El edificio -su olor a café y a tinta- ya no será, o será otro.

Un día las máquinas se desconectan. Los dedos quedan suspendidos sobre las teclas. El polvillo ondula en el aire. La urgencia puede esperar. Como ecos salen de los rincones las voces. Cientos, miles de voces. Conversaciones, preguntas, peleas, ambiciones, favores, un cómo estás, una puteada, un pedido de sinónimo, un pasame el mate, un disculpame.

El diario se va. Flotan en el ambiente los deseos de tantos. Las penurias, las alegrías. Un día, cuando la maquinaria detiene su marcha, volvemos a ser todos los que fuimos. Vuelven a estar cada uno sentado en su escritorio, con sus sonrisas o sus berrinches, con sus maneras de brindarse, con sus ñañas. Vuelven los que se fueron y están aquí, en este aire que ya no es el mismo.

El diario se muda. Un día las paredes caen al suelo como un vestido de gasa y el cuerpo, en un segundo, se desintegra. Ya no existe más esa puerta que registró una a una nuestras mejores intenciones, nuestros temores, nuestro deseo, nuestro agobio.

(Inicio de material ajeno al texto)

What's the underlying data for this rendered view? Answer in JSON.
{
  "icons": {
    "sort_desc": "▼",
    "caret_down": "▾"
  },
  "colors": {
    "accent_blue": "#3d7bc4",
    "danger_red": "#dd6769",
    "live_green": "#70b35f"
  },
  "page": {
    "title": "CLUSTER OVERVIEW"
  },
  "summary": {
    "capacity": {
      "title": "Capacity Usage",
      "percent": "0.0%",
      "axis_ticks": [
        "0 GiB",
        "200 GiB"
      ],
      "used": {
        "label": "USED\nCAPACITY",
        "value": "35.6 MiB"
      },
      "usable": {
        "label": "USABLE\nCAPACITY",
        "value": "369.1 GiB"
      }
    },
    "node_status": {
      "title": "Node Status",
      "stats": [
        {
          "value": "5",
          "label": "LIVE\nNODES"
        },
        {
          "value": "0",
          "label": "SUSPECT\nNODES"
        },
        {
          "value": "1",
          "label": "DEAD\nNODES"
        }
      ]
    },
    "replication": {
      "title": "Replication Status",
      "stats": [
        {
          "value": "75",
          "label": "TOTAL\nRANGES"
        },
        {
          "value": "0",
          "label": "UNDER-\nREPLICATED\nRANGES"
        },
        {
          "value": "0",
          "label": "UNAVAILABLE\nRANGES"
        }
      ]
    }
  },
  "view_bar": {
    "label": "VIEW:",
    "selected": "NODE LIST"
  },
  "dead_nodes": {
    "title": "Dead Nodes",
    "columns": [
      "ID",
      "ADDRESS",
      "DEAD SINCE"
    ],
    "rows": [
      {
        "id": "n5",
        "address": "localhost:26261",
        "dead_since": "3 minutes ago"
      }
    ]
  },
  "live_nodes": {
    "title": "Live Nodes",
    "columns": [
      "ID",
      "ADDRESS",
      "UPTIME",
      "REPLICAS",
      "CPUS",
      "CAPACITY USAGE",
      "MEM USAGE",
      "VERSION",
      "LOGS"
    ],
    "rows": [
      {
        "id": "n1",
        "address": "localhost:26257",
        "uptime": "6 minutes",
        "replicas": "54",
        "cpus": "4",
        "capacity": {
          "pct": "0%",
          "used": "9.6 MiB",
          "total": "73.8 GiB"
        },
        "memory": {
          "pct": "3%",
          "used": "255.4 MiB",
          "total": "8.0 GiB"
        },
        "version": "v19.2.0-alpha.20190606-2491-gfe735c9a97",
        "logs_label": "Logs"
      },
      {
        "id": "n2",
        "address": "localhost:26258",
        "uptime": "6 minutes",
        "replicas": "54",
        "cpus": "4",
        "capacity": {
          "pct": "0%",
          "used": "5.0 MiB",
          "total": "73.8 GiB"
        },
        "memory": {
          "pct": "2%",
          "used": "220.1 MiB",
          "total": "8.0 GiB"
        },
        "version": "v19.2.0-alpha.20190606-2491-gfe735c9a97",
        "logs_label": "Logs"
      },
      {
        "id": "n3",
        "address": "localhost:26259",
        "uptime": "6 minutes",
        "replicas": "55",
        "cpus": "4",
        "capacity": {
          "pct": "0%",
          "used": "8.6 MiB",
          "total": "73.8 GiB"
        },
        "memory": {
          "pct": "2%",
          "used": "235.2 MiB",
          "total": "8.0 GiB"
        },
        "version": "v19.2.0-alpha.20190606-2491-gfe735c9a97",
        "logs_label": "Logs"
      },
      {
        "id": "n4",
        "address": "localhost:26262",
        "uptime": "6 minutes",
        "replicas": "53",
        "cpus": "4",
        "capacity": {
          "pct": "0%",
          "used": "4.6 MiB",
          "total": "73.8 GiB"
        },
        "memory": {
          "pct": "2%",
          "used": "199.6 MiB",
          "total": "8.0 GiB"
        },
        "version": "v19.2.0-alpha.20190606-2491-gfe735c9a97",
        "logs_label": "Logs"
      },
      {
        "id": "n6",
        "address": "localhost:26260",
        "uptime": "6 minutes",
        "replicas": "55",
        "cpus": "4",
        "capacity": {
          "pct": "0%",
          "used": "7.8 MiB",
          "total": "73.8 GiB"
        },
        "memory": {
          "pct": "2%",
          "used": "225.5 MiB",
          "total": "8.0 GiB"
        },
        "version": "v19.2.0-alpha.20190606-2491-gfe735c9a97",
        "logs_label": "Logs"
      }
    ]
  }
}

El edificio será demolido. Y los muros hablan y los patios evocan puchos compartidos entre el trajín y la abulia. Y las pequeñas discordias cotidianas parecen transformarse y renacer en forma de carcajada para dar paso a nuevas y absurdas rencillas de vecindad. Ya nunca más se abrirán esas puertas. Por última vez, alguien apagará la llave de la luz y la casa deshabitada recorrerá sus propios silencios, como un perro que se lame las heridas.

Esa fachada casi escondida, la de la parte de atrás, la de la Redacción, la de Pedro Vittori, será la primera en ya no ser. Es una puerta modesta, pero tiene un sentido. Para los melancólicos será siempre la puerta que soñábamos atravesar: la que mirábamos de afuera, como a esas cosas que nunca se alcanzan. Algunos seguiremos viéndola siempre como una invitación cotidiana al desafío, aunque sólo sea en el patinoso plano de la memoria.

Algún día seremos viejos y guardaremos como un tesoro el hecho de haber estado aquí, para contárselo a futuras generaciones que mostrarán sin pudor su nimio interés en la anécdota.

El edificio -su olor a café y a tinta- ya no será, o será otro. La nueva casa -las incertidumbres, las intrigas- espera como un papel en blanco que los colores la bauticen.

Elevados sueños de grandeza, pequeñas ambiciones personales, mandatos ajenos, legítimo deseo, casualidad, destino: cada uno cruzó esa puerta con un ansia bajo el brazo. Ahora nuevas puertas se abren, nuevos brazos y nuevas piernas crecen en la carne talada.

Un rayo de luz ilumina el espacio vacío. Y entonces, lentamente, la máquina vuelve a conectarse y una nueva historia comienza a escribirse. Los dedos aterrizan temerosos sobre las teclas. El polvillo empieza a buscar pista donde caer. La urgencia se calza su traje triunfal. Las voces suenan otra vez en tiempo presente. Conversaciones, preguntas, peleas, ambiciones, favores, un cómo estás, una puteada, un pedido de sinónimo, un pasame el mate, un disculpame.